When we are putting on events — conferences and retreats and seminars — we are constantly evaluating to see that they help and enhance the lives of people. This includes our own team. If we are pushing too hard, we need to back off. The health of marriages, the health of children, the health of our own walk with Christ is too important to sacrifice them on the altar of programs. We should not have to disobey the way Christ taught us to live in order to do the work God has given us to do.

The building of relationships among our own team is one of our highest priorities. Frankly, developing relationships is more important to us than getting the job done. We have discovered, though, that when relationships are strong and healthy the work that needs to get done does in fact get done. And we’ve found that the things that don’t get done we are able to live quite well without.


Flesh is humanly initiated activity without any reference to God. I have seen many things done in the power of the flesh, including the building of whole churches. But we cannot do the work of the Spirit in the power of the flesh. Following times of ministry work we will often put this question to ourselves: How much of what has happened this weekend cannot be explained by our skill or brain power, or how was our skill and brain power used in ways that is beyond us?”
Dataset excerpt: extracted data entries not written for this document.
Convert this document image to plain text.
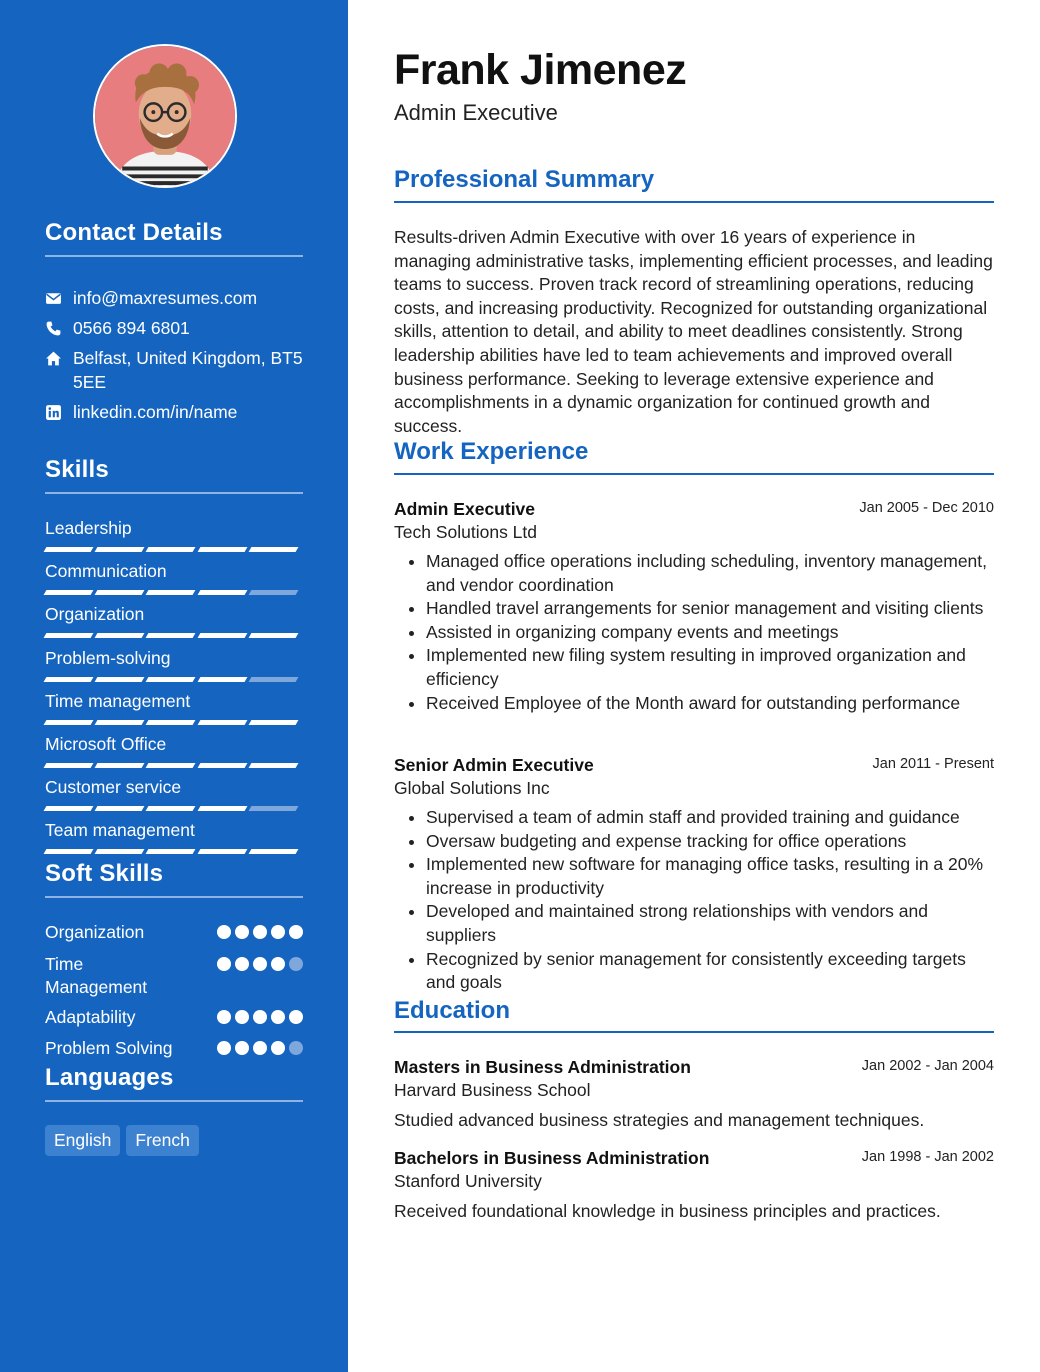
Contact Details
info@maxresumes.com
0566 894 6801
Belfast, United Kingdom, BT5 5EE
linkedin.com/in/name
Skills
Leadership
Communication
Organization
Problem-solving
Time management
Microsoft Office
Customer service
Team management
Soft Skills
Organization
Time Management
Adaptability
Problem Solving
Languages
English	French
Frank Jimenez
Admin Executive
Professional Summary
Results-driven Admin Executive with over 16 years of experience in managing administrative tasks, implementing efficient processes, and leading teams to success. Proven track record of streamlining operations, reducing costs, and increasing productivity. Recognized for outstanding organizational skills, attention to detail, and ability to meet deadlines consistently. Strong leadership abilities have led to team achievements and improved overall business performance. Seeking to leverage extensive experience and accomplishments in a dynamic organization for continued growth and success.
Work Experience
Admin Executive	Jan 2005 - Dec 2010
Tech Solutions Ltd
• Managed office operations including scheduling, inventory management, and vendor coordination
• Handled travel arrangements for senior management and visiting clients
• Assisted in organizing company events and meetings
• Implemented new filing system resulting in improved organization and efficiency
• Received Employee of the Month award for outstanding performance
Senior Admin Executive	Jan 2011 - Present
Global Solutions Inc
• Supervised a team of admin staff and provided training and guidance
• Oversaw budgeting and expense tracking for office operations
• Implemented new software for managing office tasks, resulting in a 20% increase in productivity
• Developed and maintained strong relationships with vendors and suppliers
• Recognized by senior management for consistently exceeding targets and goals
Education
Masters in Business Administration	Jan 2002 - Jan 2004
Harvard Business School
Studied advanced business strategies and management techniques.
Bachelors in Business Administration	Jan 1998 - Jan 2002
Stanford University
Received foundational knowledge in business principles and practices.
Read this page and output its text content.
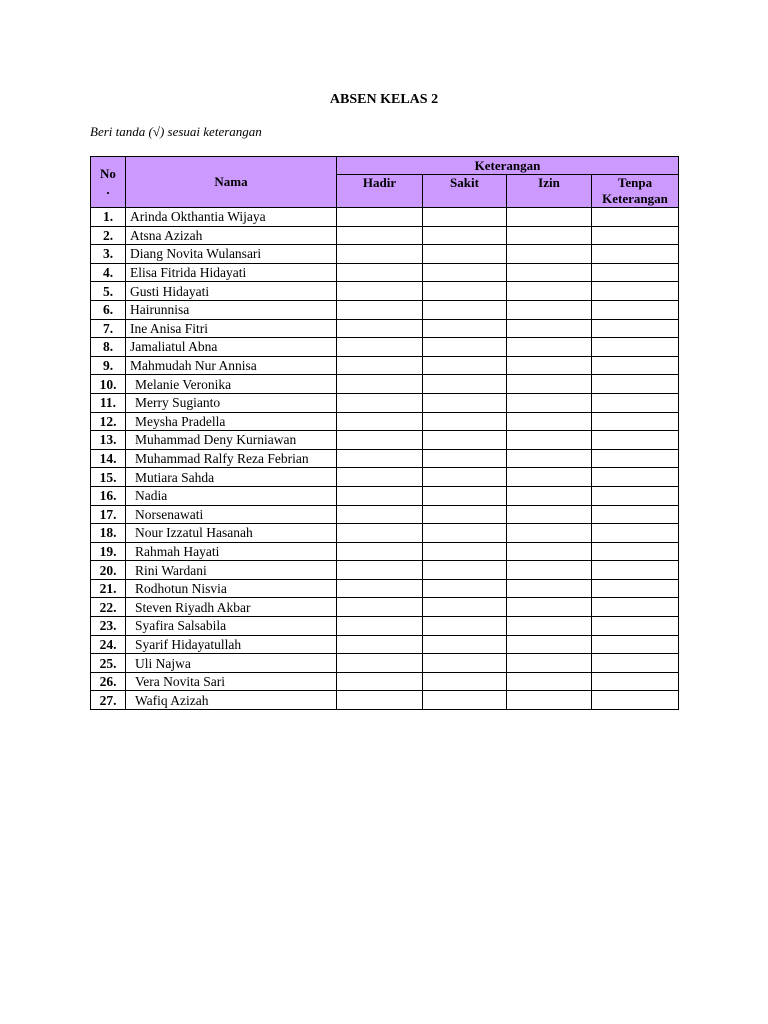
ABSEN KELAS 2
Beri tanda (√) sesuai keterangan
No
.	Nama	Keterangan			
		Hadir	Sakit	Izin	Tenpa
Keterangan

1.	Arinda Okthantia Wijaya				
2.	Atsna Azizah				
3.	Diang Novita Wulansari				
4.	Elisa Fitrida Hidayati				
5.	Gusti Hidayati				
6.	Hairunnisa				
7.	Ine Anisa Fitri				
8.	Jamaliatul Abna				
9.	Mahmudah Nur Annisa				
10.	Melanie Veronika				
11.	Merry Sugianto				
12.	Meysha Pradella				
13.	Muhammad Deny Kurniawan				
14.	Muhammad Ralfy Reza Febrian				
15.	Mutiara Sahda				
16.	Nadia				
17.	Norsenawati				
18.	Nour Izzatul Hasanah				
19.	Rahmah Hayati				
20.	Rini Wardani				
21.	Rodhotun Nisvia				
22.	Steven Riyadh Akbar				
23.	Syafira Salsabila				
24.	Syarif Hidayatullah				
25.	Uli Najwa				
26.	Vera Novita Sari				
27.	Wafiq Azizah				
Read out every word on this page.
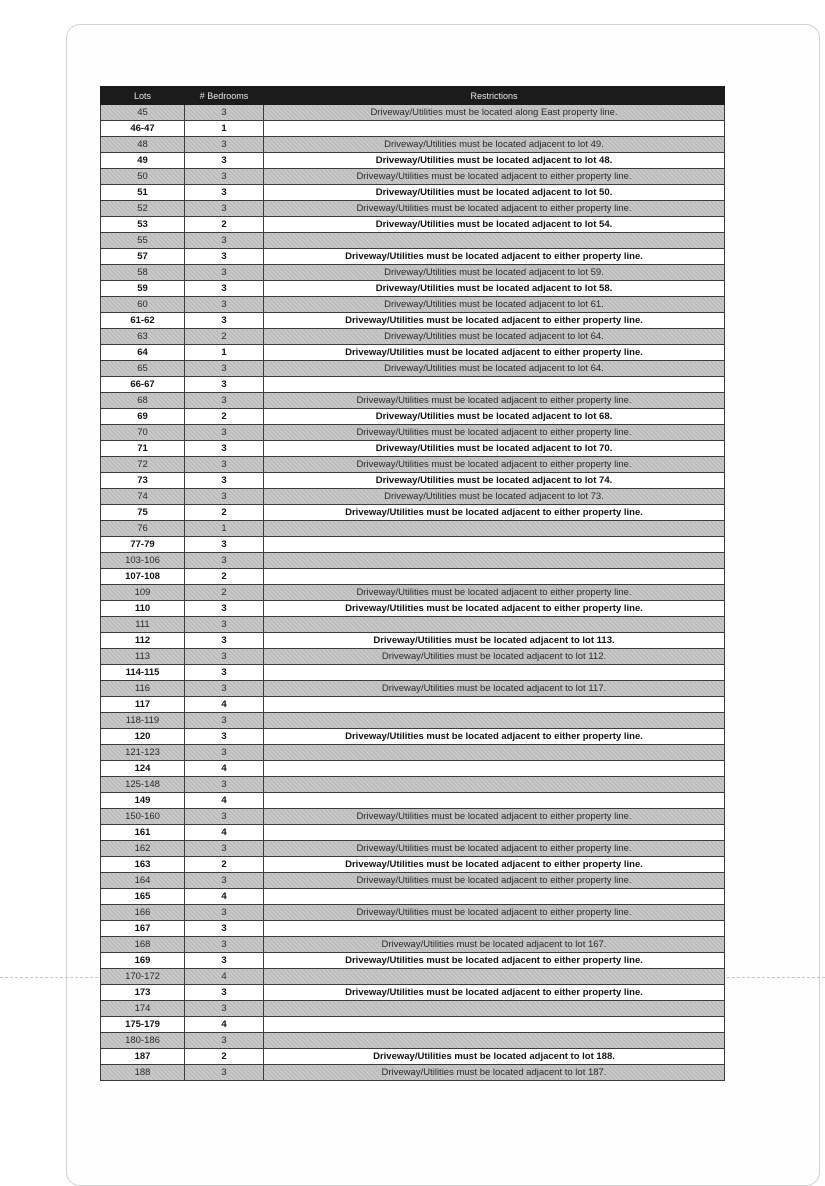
Lots	# Bedrooms	Restrictions
45	3	Driveway/Utilities must be located along East property line.
46-47	1	
48	3	Driveway/Utilities must be located adjacent to lot 49.
49	3	Driveway/Utilities must be located adjacent to lot 48.
50	3	Driveway/Utilities must be located adjacent to either property line.
51	3	Driveway/Utilities must be located adjacent to lot 50.
52	3	Driveway/Utilities must be located adjacent to either property line.
53	2	Driveway/Utilities must be located adjacent to lot 54.
55	3	
57	3	Driveway/Utilities must be located adjacent to either property line.
58	3	Driveway/Utilities must be located adjacent to lot 59.
59	3	Driveway/Utilities must be located adjacent to lot 58.
60	3	Driveway/Utilities must be located adjacent to lot 61.
61-62	3	Driveway/Utilities must be located adjacent to either property line.
63	2	Driveway/Utilities must be located adjacent to lot 64.
64	1	Driveway/Utilities must be located adjacent to either property line.
65	3	Driveway/Utilities must be located adjacent to lot 64.
66-67	3	
68	3	Driveway/Utilities must be located adjacent to either property line.
69	2	Driveway/Utilities must be located adjacent to lot 68.
70	3	Driveway/Utilities must be located adjacent to either property line.
71	3	Driveway/Utilities must be located adjacent to lot 70.
72	3	Driveway/Utilities must be located adjacent to either property line.
73	3	Driveway/Utilities must be located adjacent to lot 74.
74	3	Driveway/Utilities must be located adjacent to lot 73.
75	2	Driveway/Utilities must be located adjacent to either property line.
76	1	
77-79	3	
103-106	3	
107-108	2	
109	2	Driveway/Utilities must be located adjacent to either property line.
110	3	Driveway/Utilities must be located adjacent to either property line.
111	3	
112	3	Driveway/Utilities must be located adjacent to lot 113.
113	3	Driveway/Utilities must be located adjacent to lot 112.
114-115	3	
116	3	Driveway/Utilities must be located adjacent to lot 117.
117	4	
118-119	3	
120	3	Driveway/Utilities must be located adjacent to either property line.
121-123	3	
124	4	
125-148	3	
149	4	
150-160	3	Driveway/Utilities must be located adjacent to either property line.
161	4	
162	3	Driveway/Utilities must be located adjacent to either property line.
163	2	Driveway/Utilities must be located adjacent to either property line.
164	3	Driveway/Utilities must be located adjacent to either property line.
165	4	
166	3	Driveway/Utilities must be located adjacent to either property line.
167	3	
168	3	Driveway/Utilities must be located adjacent to lot 167.
169	3	Driveway/Utilities must be located adjacent to either property line.
170-172	4	
173	3	Driveway/Utilities must be located adjacent to either property line.
174	3	
175-179	4	
180-186	3	
187	2	Driveway/Utilities must be located adjacent to lot 188.
188	3	Driveway/Utilities must be located adjacent to lot 187.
It is the Spirit that reaches into the heart, touching and transforming inward and unseen realities. We simply cannot program our own heart, or anybody else’s heart for that matter. This is something only God can do. So we are constantly watching for evidence of the great work of heart formation and transformation in ourselves and in others.


Over the years I have learned something about the wisdom of waiting until an idea or project becomes someone’s passion. This demands spiritual discipline … and patience. For some things we have waited prayerfully for eight, even ten years, waiting for the passion and the resources and the maturity to come together in just the right person. Then we step out trusting the God who gives the passion to uphold the person and prosper the work.

Well, these seven lessons from those exciting, energetic, early days. Simple lessons really, but they have become important for us over these fifteen years, shaping our thinking and ministry. I hope you will find them helpful in some small way. And may Christ, the great Shepherd of the sheep, guard you, guide you, and strengthen you in all you are and all you do.